In recent years reaching ‘net-zero’ has become a political rallying point frequently cited as a key step towards minimizing climate change. Many nations have promised to reach net-zero in the coming decades. In simple terms, “net zero means we are not adding new emissions to the atmosphere. Emissions will continue, but will be balanced by absorbing an equivalent amount from the atmosphere” [2]. In this way, the need to both reduce and remove emissions is imperative. 

Accounting for more than two-thirds of global greenhouse gas emissions, reducing emissions from the energy sector is a critical step in the fight against climate change [3]. This involves investing in clean energy, replacing coal with renewable energy sources, wide scale adoption of electric vehicles (also powered by renewable energy) and reducing our consumption of meat.

Removing carbon from the atmosphere, on the other hand, primarily involves carbon capture.
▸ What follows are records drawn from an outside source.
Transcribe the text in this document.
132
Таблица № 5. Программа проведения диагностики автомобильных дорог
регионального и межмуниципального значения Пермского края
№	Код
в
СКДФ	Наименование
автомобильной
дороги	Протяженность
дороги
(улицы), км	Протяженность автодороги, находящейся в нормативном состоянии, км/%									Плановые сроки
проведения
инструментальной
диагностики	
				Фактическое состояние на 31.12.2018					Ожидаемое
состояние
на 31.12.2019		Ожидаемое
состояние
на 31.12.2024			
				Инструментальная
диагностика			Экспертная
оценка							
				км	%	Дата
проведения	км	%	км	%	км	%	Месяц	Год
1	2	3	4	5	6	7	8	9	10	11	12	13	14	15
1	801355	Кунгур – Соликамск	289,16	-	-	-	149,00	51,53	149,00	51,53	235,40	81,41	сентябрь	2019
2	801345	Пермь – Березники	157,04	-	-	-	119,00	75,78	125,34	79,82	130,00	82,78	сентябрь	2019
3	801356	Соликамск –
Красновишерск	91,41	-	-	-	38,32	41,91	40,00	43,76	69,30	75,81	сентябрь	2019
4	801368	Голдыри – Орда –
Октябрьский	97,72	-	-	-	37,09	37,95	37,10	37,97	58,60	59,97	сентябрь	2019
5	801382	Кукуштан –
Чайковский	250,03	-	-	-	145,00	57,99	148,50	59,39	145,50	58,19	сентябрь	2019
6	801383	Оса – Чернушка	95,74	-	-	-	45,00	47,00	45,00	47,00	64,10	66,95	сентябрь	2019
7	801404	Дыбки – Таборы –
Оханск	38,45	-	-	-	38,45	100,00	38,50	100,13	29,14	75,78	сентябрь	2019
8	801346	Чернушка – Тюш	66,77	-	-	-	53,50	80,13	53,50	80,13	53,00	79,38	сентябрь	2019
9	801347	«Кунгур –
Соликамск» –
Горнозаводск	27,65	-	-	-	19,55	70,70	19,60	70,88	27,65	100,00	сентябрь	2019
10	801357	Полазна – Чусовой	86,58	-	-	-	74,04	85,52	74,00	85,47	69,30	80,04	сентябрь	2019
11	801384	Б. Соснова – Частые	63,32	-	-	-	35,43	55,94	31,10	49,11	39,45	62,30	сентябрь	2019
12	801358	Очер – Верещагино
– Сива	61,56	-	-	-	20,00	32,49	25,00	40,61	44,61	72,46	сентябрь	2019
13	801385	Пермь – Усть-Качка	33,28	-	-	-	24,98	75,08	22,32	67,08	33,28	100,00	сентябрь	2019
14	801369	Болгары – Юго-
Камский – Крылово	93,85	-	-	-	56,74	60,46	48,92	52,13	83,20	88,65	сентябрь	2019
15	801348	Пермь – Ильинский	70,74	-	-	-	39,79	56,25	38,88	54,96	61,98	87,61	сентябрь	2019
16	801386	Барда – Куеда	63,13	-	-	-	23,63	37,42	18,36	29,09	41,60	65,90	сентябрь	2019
A number of technological innovations have been developed to capture CO2 from the point of emission (e.g. industrial facilities that use fossil fuels) or directly from the atmosphere. Despite advances in carbon capture technology, nature provides us with one of the best methods of removing carbon – “forests, peat bogs, mangroves, soil and even underground seaweed forests …  are all highly efficient at absorbing carbon,” [4] which is why widespread deforestation has such a detrimental environmental effect. 

In supporting efforts to develop and/or improve alternative sources of energy, capture carbon and reduce super pollutants, Clean Air Task Force is working on the front lines of climate change mitigation.